After the SALT talks with the Soviet Union in May 1972, President Nixon returned to the United States to encourage the congressional ratification of this agreement in June of that year. RN appeared before five congressional committees in order to make a few remarks about the agreements reached in Moscow and to emphasize the importance of Congress’s cooperation. Although RN was convinced of the necessity of the Antiballistic Missile Treaty, he wanted the understanding and support of the Congress:

In other words, this is not one of those cases where the President of the United States is asking the Congress and the Nation to take on blind faith a decision that he has made and in which he deeply believes.

I believe in the decision, but your questions should be directed to Dr. Kissinger and others in the Administration for the purpose of finding any weaknesses that you think in the negotiations or in the final agreements that we have made.

President Nixon described the Antiballistic Missile Treaty as a victory for both the United States and the Soviet Union because neither nation was left with a sense of having gotten a raw deal.  For this reason, RN believed that the ratification of the Antiballistic Missile Treaty was the best course of action for disarmament and last peace between the United States and the Soviet Union:

I have noted a great deal of speculation about who won and who lost in these negotiations. I have said that neither side won and neither side lost. As a matter of fact, if we were to really look at it very, very fairly, both sides won, and the whole world won.

Let me tell you why I think that is important. Where negotiations between great powers are involved, if one side wins and the other loses, clearly then you have a built-in tendency or incentive for the side that loses to break the agreement and to do everything that it can to regain the advantage.

This is an agreement which was very toughly negotiated on both sides. There are advantages in it for both sides. For that reason, each side has a vested interest, we believe, in keeping the agreement rather than breaking it.

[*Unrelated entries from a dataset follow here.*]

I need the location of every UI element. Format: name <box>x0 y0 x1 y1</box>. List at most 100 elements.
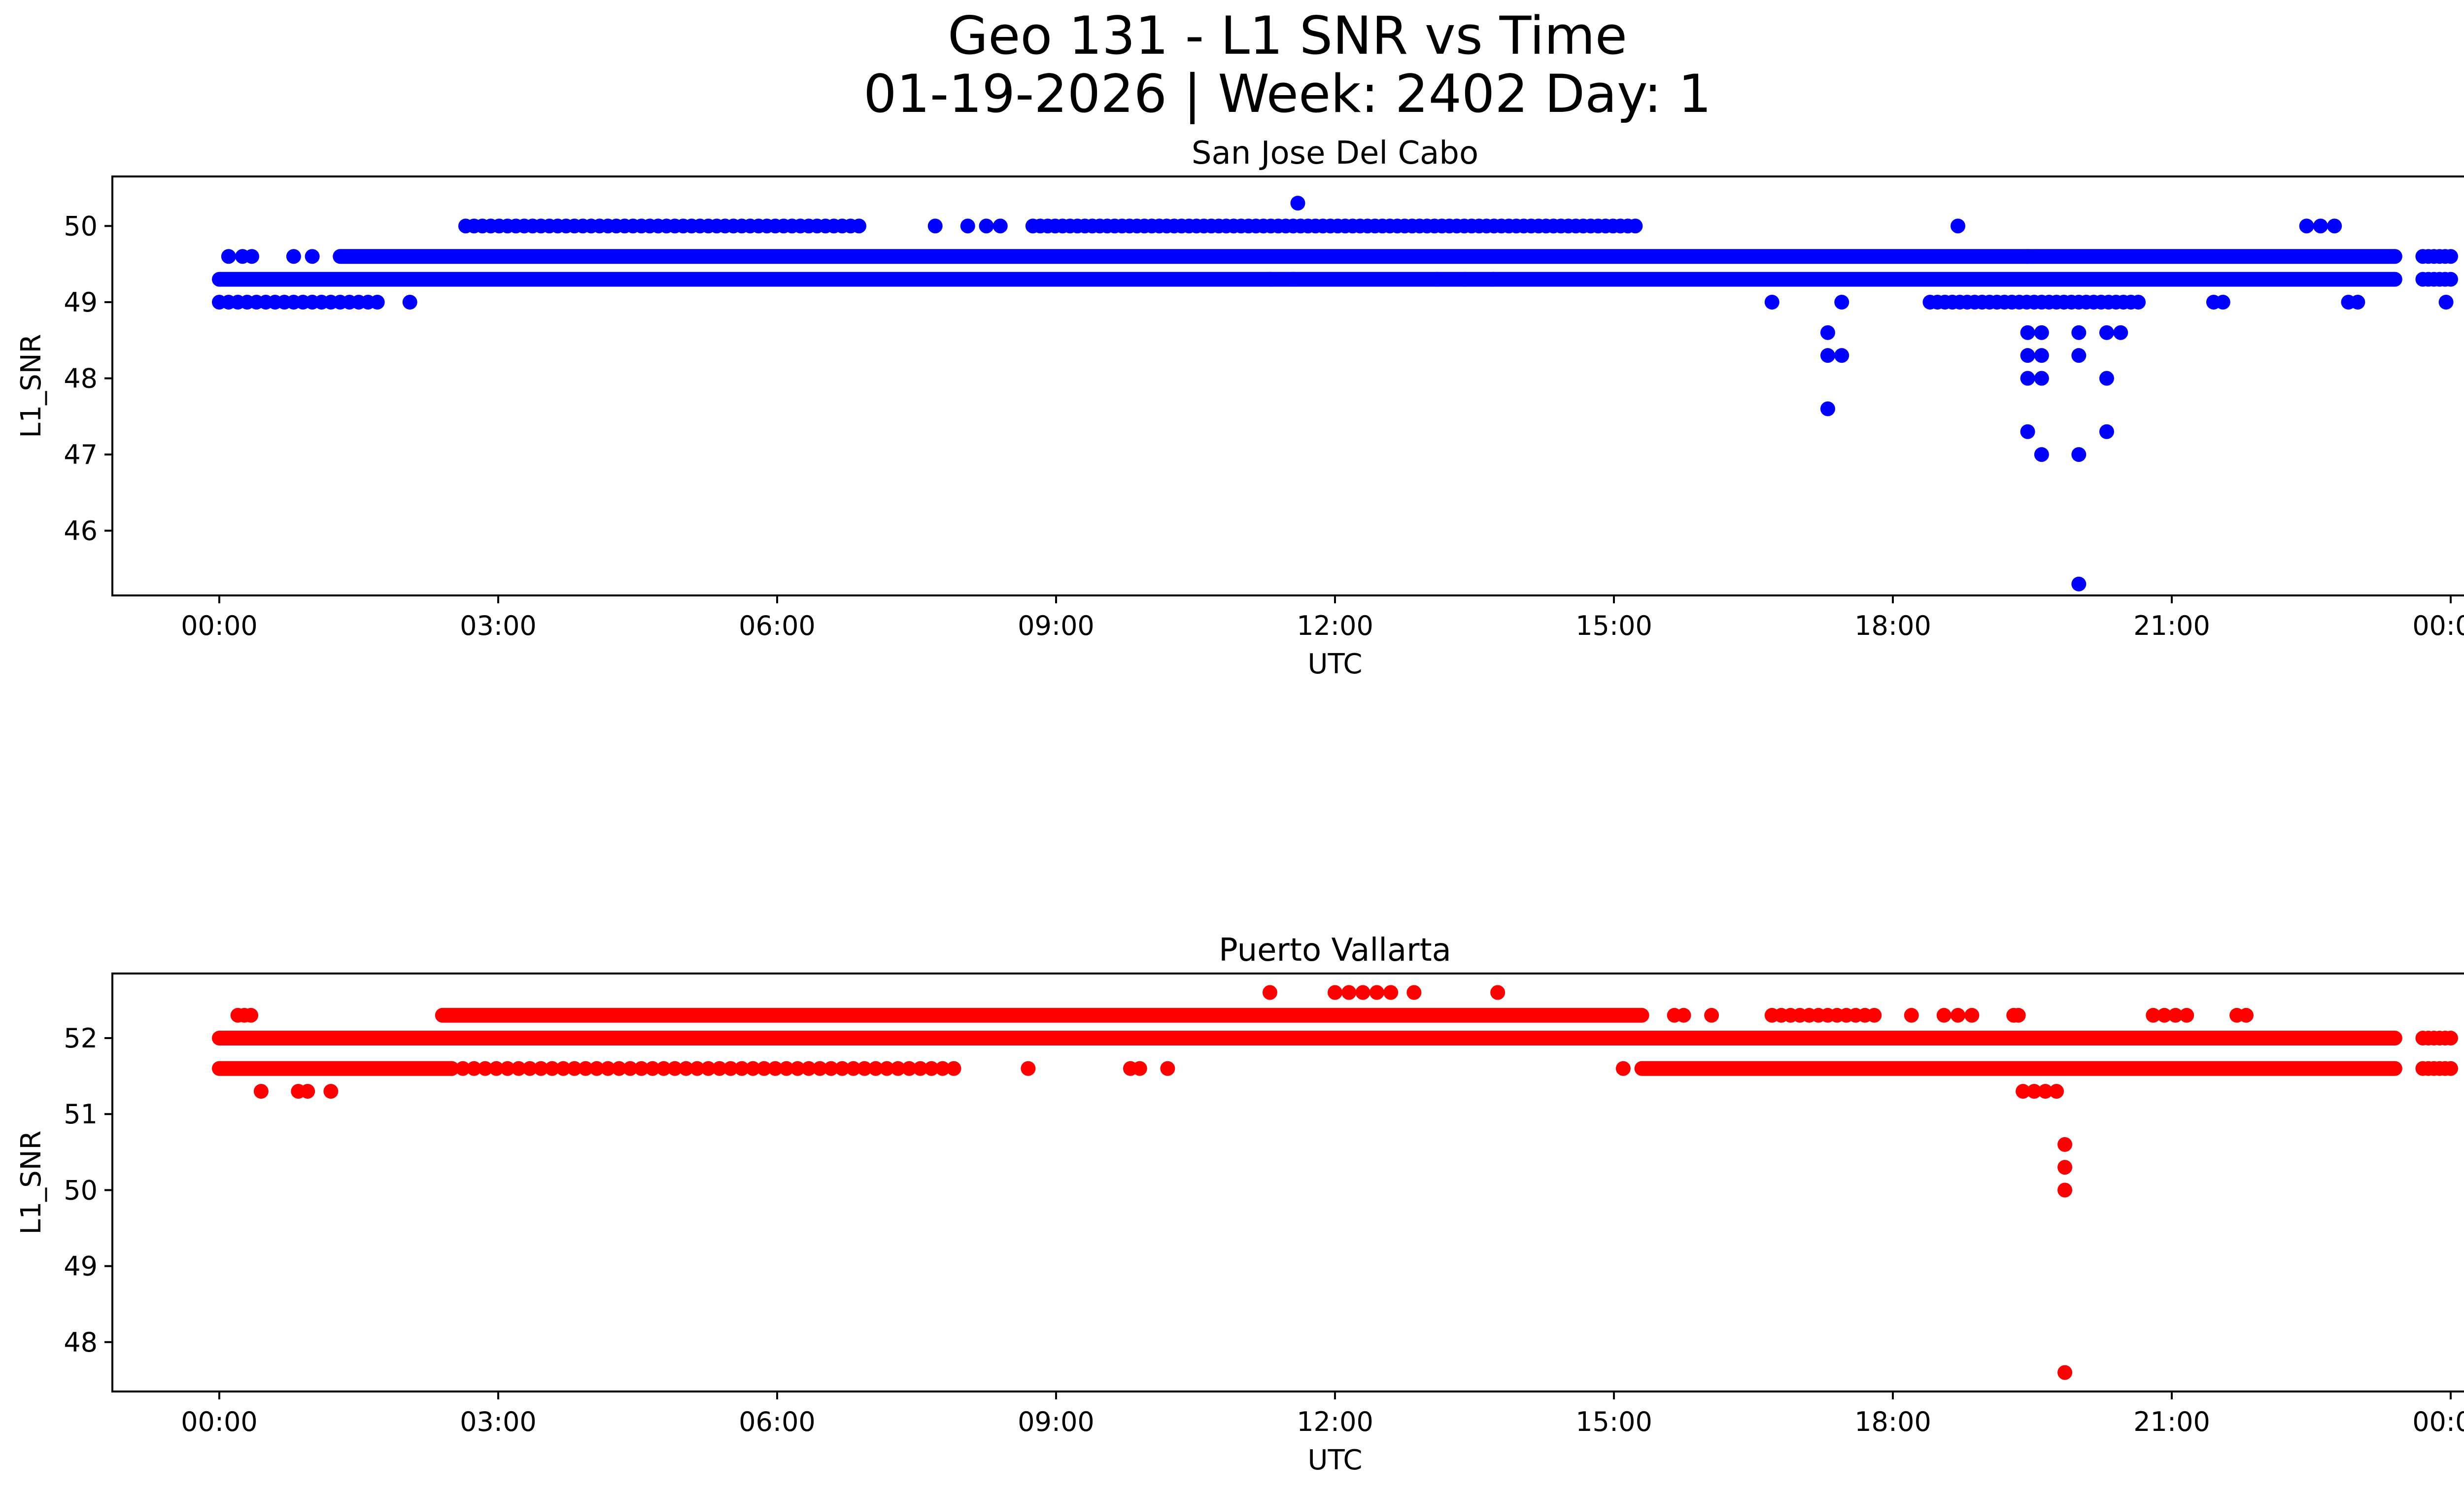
x-axis-label: UTC <box>1307 648 1362 680</box>
data-point <box>286 249 301 264</box>
y-tick-label: 47 <box>64 439 98 470</box>
y-tick-label: 52 <box>64 1023 98 1054</box>
data-point <box>979 218 994 234</box>
data-point <box>935 1061 950 1076</box>
data-point <box>1834 348 1849 363</box>
data-point <box>1936 1008 1951 1023</box>
data-point <box>305 249 320 264</box>
data-point <box>1458 272 1473 287</box>
data-point <box>2020 348 2035 363</box>
data-point <box>2071 447 2087 462</box>
data-point <box>846 1061 861 1076</box>
data-point <box>2071 576 2087 591</box>
x-tick-label: 18:00 <box>1854 1406 1931 1437</box>
data-point <box>1160 1061 1175 1076</box>
data-point <box>567 1061 582 1076</box>
data-point <box>300 1083 315 1099</box>
data-point <box>1615 1061 1631 1076</box>
data-point <box>402 295 417 310</box>
data-point <box>2238 1008 2254 1023</box>
data-point <box>734 1061 750 1076</box>
data-point <box>1951 1008 1966 1023</box>
data-point <box>823 1061 839 1076</box>
data-point <box>2038 1083 2053 1099</box>
data-point <box>2443 1031 2459 1046</box>
data-point <box>1964 1008 1980 1023</box>
data-point <box>790 1061 805 1076</box>
y-axis-label: L1_SNR <box>15 1130 47 1234</box>
data-point <box>812 1061 827 1076</box>
panel-san-jose-del-cabo: San Jose Del Cabo 00:00 03:00 06:00 09:00 12:… <box>15 135 2464 680</box>
data-point <box>890 1061 906 1076</box>
data-point <box>2327 218 2342 234</box>
data-point <box>960 218 975 234</box>
data-point <box>2299 218 2314 234</box>
data-point <box>2034 371 2049 386</box>
data-point <box>1262 985 1277 1000</box>
data-point <box>2099 424 2114 439</box>
data-point <box>2099 325 2114 340</box>
data-point <box>745 1061 760 1076</box>
x-tick-label: 15:00 <box>1575 1406 1652 1437</box>
x-tick-label: 21:00 <box>2133 1406 2210 1437</box>
axes-frame <box>111 175 2464 596</box>
data-point <box>723 1061 738 1076</box>
data-point <box>1490 985 1506 1000</box>
subplot-title: Puerto Vallarta <box>1219 932 1451 969</box>
data-point <box>913 1061 928 1076</box>
data-point <box>2179 1008 2194 1023</box>
data-point <box>2057 1182 2073 1198</box>
data-point <box>466 1061 481 1076</box>
data-point <box>927 218 943 234</box>
subplot-title: San Jose Del Cabo <box>1192 135 1478 172</box>
data-point <box>2099 371 2114 386</box>
x-tick-label: 00:00 <box>181 610 258 641</box>
data-point <box>679 1061 694 1076</box>
x-tick-label: 12:00 <box>1297 1406 1373 1437</box>
x-tick-label: 09:00 <box>1018 610 1095 641</box>
data-point <box>1369 985 1384 1000</box>
data-point <box>589 1061 604 1076</box>
x-tick-label: 09:00 <box>1018 1406 1095 1437</box>
data-point <box>857 1061 872 1076</box>
y-tick-label: 50 <box>64 210 98 242</box>
x-tick-label: 03:00 <box>460 610 537 641</box>
data-point <box>489 1061 504 1076</box>
y-tick-label: 49 <box>64 1251 98 1282</box>
x-tick-label: 21:00 <box>2133 610 2210 641</box>
x-tick-label: 00:00 <box>181 1406 258 1437</box>
data-point <box>2313 218 2328 234</box>
data-point <box>1430 272 1445 287</box>
data-point <box>243 1008 259 1023</box>
data-point <box>2034 348 2049 363</box>
data-point <box>545 1061 560 1076</box>
data-point <box>2113 325 2128 340</box>
x-tick-label: 00:00 <box>2412 610 2464 641</box>
data-point <box>444 1061 459 1076</box>
data-point <box>667 1061 683 1076</box>
data-point <box>689 1061 705 1076</box>
data-point <box>1383 985 1399 1000</box>
data-point <box>1406 985 1422 1000</box>
data-point <box>2168 1008 2183 1023</box>
y-axis-label: L1_SNR <box>15 334 47 438</box>
data-point <box>2131 295 2146 310</box>
data-point <box>1132 1061 1147 1076</box>
data-point <box>1834 295 1849 310</box>
data-point <box>634 1061 649 1076</box>
data-point <box>2011 1008 2026 1023</box>
y-tick-label: 48 <box>64 1327 98 1358</box>
data-point <box>370 295 385 310</box>
data-point <box>2443 1061 2459 1076</box>
data-point <box>1704 1008 1719 1023</box>
data-point <box>1951 218 1966 234</box>
x-tick-label: 18:00 <box>1854 610 1931 641</box>
data-point <box>1286 272 1301 287</box>
x-tick-label: 06:00 <box>739 1406 816 1437</box>
x-tick-label: 06:00 <box>739 610 816 641</box>
data-point <box>600 1061 616 1076</box>
data-point <box>2034 325 2049 340</box>
data-point <box>500 1061 515 1076</box>
data-point <box>1676 1008 1691 1023</box>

In his closing remarks, hoping to drive his point home before his departure, President Nixon made a poignant reference to the failure of Woodrow Wilson’s League of Nations that resulted from insufficient cooperation with Congress. Having done his best to present a case for the ratification of the Antiballistic Missile Treaty, President Nixon ended his statement with an appeal to the members of Congress for an objective consideration of the 1972 agreements in spite of the fact that it was an election year. Busy man that RN was, he had to leave the briefing early in order to welcome the President of Mexico to the White House, but he left the congressional committees in the capable hands of his National Security Advisor Henry Kissinger.